Desain biophilic (banyak tanaman, cahaya alami) lagi hits, cocok buat hunian urban di Jabodetabek.
3. Pastikan Komunikasi Nyambung
Arsitek yang baik adalah yang dengar keinginanmu, bukan cuma ngotot sama idenya sendiri. Gen Z suka komunikasi cepat via WhatsApp atau Zoom, jadi pilih arsitek yang responsif dan open buat diskusi.
Menurut Properti Indonesia (2024), 80 persen klien puas kalau arsitek jelasin desain dengan visual 3D atau mood board.
Ketemu langsung atau virtual buat tes chemistry. Kalau udah nggak nyambung dari awal, mending cari yang lain.
4. Cek Pengalaman dan Spesialisasi
Arsitek dengan pengalaman lebih dari 5 tahun biasanya lebih jago menangani masalah lapangan, seperti koordinasi dengan kontraktor atau atasi keterbatasan lahan.
Tanyakan spesialisasi mereka: rumah tinggal, apartemen, atau komersial?
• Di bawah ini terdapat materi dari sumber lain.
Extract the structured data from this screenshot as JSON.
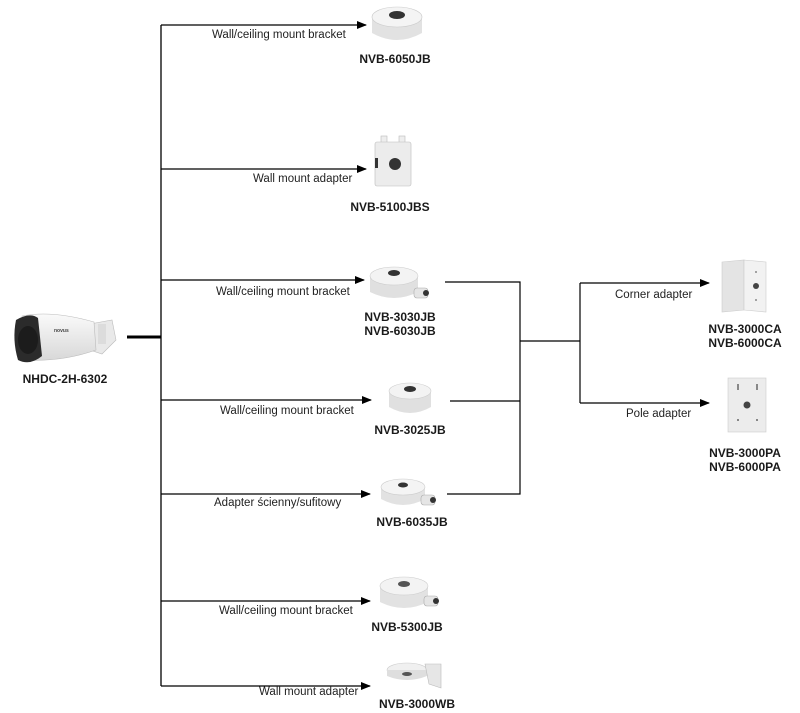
{
  "camera": {
    "model": "NHDC-2H-6302",
    "brand": "novus"
  },
  "branches": [
    {
      "label": "Wall/ceiling mount bracket",
      "products": [
        "NVB-6050JB"
      ],
      "icon": "junction-box-round-icon"
    },
    {
      "label": "Wall mount adapter",
      "products": [
        "NVB-5100JBS"
      ],
      "icon": "junction-box-square-icon"
    },
    {
      "label": "Wall/ceiling mount bracket",
      "products": [
        "NVB-3030JB",
        "NVB-6030JB"
      ],
      "icon": "junction-box-gland-icon"
    },
    {
      "label": "Wall/ceiling mount bracket",
      "products": [
        "NVB-3025JB"
      ],
      "icon": "junction-box-round-icon"
    },
    {
      "label": "Adapter ścienny/sufitowy",
      "products": [
        "NVB-6035JB"
      ],
      "icon": "junction-box-gland-icon"
    },
    {
      "label": "Wall/ceiling mount bracket",
      "products": [
        "NVB-5300JB"
      ],
      "icon": "junction-box-gland-icon"
    },
    {
      "label": "Wall mount adapter",
      "products": [
        "NVB-3000WB"
      ],
      "icon": "wall-bracket-icon"
    }
  ],
  "secondary": [
    {
      "label": "Corner adapter",
      "products": [
        "NVB-3000CA",
        "NVB-6000CA"
      ],
      "icon": "corner-adapter-icon"
    },
    {
      "label": "Pole adapter",
      "products": [
        "NVB-3000PA",
        "NVB-6000PA"
      ],
      "icon": "pole-adapter-icon"
    }
  ]
}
Buat rumah subsidi dekat KRL (contoh: Citra Maja Raya, 550 meter dari Stasiun Maja), pilih arsitek yang paham desain kompak dan efisien.
Cari yang pernah menangani proyek di lokasi serupa. Misal, arsitek di Bekasi biasanya paham regulasi bangunan dekat jalur KRL.
5. Pahami Struktur Biaya
Biaya arsitek bervariasi sekitar 3-7 persen dari total biaya proyek atau flat rate (Rp 10 juta-Rp 50 juta, tergantung kompleksitas).
Untuk rumah subsidi (Rp 168 juta-Rp 300 juta), cari arsitek yang mau kerja dengan budget minim. Tanyakan apa saja yang termasuk: desain, RAB, atau pengawasan proyek?
Minta rincian kontrak tertulis, termasuk revisi desain (biasanya 2-3 kali gratis). Hindari arsitek yang nggak transparan soal biaya.
Banyak arsitek tawarkan paket hemat untuk Gen Z, seperti desain digital-only tanpa pengawasan, mulai Rp 5 juta.